4. Brighton Rock by Graham Greene

This book, written in 1937, is hands down not just the best book ever written about Brighton, but in my view one of the top five crime novels of all time. It has surely one of the most arresting opening sentences ever: “Hale knew, before he had been in Brighton three hours, that they meant to kill him.” The detective is no longer the key character, it’s the villain himself – Pinky, a 17-year-old killer in charge of a bunch of middle-aged misfits, and a devout Catholic terrified of eternal damnation. There is no cosy puzzle to be solved, no happy ending. You put the book down with your emotions floored, your imagination soaring.

5. Murder on the Brighton Express by Edward Marston

Marston is a wonderful writer of historical detective fiction, and this investigation of a rail crash, set in 1854, is a gem of period detail. The opening of the London-Brighton railway line in 1846 transformed Brighton and Hove – in both good and bad ways. It has been a symbol of the place ever since.

6. The Brighton Trilogy by Peter Guttridge

An on-off resident of the area, Guttridge is best known for his comic crime fiction. But this lovingly written trilogy explores Brighton’s criminal past and present through serious, engaging fiction.

7. The Death of Bunny Munro by Nick Cave

Cave lives in Brighton and this dark and gripping novel has some wonderful depictions of the city’s seamy side. Bunny Munro makes a living selling beauty products door-to-door to lonely housewives – and bedding them. In between he cruises Brighton in a bright yellow Punto, leering out of his window or fantasising about Kylie Minogue’s hotpants.

8. Dirty Weekend by Helen Zahavi

A clever, seamy and savage story of revenge by Bella, a former sex-worker living in Brighton, who begins murdering abusers. Her death toll is seven by the end of the story. Yet another strong and well written novel on Brighton’s dark side.

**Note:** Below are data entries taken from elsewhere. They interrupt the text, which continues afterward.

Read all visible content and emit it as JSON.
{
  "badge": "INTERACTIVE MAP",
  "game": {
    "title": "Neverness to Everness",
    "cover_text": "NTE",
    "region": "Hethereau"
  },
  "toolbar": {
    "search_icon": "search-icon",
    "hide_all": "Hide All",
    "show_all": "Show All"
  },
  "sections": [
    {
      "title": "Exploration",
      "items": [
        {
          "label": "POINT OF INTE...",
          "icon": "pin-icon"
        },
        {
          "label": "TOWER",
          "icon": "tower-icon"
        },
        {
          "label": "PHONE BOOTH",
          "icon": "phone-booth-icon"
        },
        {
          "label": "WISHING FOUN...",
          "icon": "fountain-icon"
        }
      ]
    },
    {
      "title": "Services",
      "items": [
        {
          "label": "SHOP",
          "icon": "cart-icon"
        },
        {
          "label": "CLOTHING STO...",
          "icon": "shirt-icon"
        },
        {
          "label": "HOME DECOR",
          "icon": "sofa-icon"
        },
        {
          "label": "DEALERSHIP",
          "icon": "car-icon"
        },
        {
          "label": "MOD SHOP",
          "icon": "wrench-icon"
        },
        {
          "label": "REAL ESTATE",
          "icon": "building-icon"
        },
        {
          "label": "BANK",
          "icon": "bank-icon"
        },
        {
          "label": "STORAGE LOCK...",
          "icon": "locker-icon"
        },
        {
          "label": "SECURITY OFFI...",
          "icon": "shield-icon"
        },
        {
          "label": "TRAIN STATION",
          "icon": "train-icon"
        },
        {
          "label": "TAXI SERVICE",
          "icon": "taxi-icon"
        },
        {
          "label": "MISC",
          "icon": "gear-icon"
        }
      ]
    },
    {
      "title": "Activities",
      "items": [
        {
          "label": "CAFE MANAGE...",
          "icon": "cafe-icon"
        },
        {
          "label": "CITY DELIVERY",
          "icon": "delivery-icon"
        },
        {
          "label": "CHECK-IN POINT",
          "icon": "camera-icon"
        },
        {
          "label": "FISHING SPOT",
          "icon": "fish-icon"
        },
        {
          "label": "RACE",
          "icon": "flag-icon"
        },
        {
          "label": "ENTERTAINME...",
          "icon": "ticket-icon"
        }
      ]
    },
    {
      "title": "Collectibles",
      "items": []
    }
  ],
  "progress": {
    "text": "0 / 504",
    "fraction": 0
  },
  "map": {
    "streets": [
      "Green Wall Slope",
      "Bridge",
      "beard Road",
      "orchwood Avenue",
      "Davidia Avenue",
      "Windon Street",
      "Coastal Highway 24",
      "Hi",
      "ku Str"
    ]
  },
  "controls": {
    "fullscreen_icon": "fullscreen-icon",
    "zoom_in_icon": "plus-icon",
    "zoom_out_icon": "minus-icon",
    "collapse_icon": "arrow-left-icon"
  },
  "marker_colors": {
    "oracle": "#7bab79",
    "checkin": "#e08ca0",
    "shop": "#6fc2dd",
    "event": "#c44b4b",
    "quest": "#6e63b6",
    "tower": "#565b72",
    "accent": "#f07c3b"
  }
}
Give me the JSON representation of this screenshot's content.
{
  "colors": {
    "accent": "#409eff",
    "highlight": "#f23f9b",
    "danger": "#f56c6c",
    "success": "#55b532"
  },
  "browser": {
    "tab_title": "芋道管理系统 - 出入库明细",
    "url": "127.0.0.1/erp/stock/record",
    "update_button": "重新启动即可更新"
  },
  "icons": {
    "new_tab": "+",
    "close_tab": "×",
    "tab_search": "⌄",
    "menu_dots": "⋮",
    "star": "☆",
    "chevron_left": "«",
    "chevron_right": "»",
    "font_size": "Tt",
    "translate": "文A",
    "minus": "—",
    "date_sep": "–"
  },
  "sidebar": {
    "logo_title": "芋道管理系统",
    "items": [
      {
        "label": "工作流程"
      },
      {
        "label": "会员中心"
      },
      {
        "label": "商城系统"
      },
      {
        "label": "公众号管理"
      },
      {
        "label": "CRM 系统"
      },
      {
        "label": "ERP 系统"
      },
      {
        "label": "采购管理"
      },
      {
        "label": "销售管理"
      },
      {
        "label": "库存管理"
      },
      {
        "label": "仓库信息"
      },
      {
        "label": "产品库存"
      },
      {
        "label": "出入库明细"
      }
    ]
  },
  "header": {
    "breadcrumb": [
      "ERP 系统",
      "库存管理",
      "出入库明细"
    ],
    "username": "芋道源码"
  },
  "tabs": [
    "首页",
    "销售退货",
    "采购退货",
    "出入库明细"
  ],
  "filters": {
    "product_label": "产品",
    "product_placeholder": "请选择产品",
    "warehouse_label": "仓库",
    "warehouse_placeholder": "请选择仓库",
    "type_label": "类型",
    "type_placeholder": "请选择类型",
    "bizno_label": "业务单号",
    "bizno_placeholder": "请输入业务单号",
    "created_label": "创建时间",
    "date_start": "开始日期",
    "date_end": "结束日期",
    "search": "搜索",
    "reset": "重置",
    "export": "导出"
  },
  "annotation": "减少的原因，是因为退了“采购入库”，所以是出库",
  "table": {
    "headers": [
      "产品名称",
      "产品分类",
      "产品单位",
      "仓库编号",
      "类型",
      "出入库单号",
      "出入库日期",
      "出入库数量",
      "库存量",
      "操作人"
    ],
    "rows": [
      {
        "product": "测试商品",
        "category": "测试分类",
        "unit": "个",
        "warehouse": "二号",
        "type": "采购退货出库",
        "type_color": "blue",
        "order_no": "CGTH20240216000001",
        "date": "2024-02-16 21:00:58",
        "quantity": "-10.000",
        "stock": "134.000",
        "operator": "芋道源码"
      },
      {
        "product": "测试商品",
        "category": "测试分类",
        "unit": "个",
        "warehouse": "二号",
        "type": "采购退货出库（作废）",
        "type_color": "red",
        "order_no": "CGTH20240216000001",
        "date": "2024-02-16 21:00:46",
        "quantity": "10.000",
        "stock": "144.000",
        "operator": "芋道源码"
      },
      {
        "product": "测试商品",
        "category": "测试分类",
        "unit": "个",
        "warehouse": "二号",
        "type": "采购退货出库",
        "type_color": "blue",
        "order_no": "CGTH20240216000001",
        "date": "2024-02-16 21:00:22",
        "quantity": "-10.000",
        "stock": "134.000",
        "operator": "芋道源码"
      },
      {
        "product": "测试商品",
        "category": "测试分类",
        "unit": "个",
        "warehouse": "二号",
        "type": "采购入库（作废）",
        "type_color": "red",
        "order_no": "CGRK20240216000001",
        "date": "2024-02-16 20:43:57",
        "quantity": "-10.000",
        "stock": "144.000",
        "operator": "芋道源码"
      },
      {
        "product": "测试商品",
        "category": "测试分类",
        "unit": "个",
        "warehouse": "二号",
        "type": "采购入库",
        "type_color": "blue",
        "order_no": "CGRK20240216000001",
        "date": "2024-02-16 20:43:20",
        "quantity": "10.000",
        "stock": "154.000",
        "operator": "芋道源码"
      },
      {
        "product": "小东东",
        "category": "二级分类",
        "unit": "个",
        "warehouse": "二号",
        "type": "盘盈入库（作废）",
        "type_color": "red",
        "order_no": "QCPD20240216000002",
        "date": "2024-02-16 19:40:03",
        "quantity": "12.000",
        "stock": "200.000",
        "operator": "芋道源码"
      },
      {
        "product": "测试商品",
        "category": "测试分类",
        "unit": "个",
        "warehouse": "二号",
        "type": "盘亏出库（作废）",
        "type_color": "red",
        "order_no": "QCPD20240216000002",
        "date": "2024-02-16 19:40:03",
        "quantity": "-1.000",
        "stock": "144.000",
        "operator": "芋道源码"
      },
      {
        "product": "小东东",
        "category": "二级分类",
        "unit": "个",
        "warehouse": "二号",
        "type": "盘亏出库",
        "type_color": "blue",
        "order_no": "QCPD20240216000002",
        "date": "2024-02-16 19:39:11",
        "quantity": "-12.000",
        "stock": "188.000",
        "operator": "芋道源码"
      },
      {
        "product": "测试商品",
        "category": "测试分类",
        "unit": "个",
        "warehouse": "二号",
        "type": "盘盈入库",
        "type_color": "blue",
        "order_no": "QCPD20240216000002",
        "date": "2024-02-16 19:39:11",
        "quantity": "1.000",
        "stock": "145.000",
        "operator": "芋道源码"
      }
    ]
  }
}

9. Sugar Rush by Julie Burchill

And now for something almost completely different. Burchill is almost Brighton royalty, so strong are her ties with the city. Sugar Rush was her first YA novel, and charts the journey of Kim Lewis, forced to leave her posh high school and move to a Brighton comprehensive. It is a no holds barred, but beautifully written, account of teenage trials and tribulations.

10. Brighton Rock Picture Book: The making of the Boulting Brothers film 1946-8 by Maire McQueeney

Few have done more for literature in Brighton in recent decades than McQueeney – who began by holding literature classes for commuters on the London-Brighton railway line. I think this film of Brighton Rock (not to be confused with the dreadful 2010 version) is one of the very best screen adaptations ever. McQueeney has created a wonderful tribute to it – and to Brighton.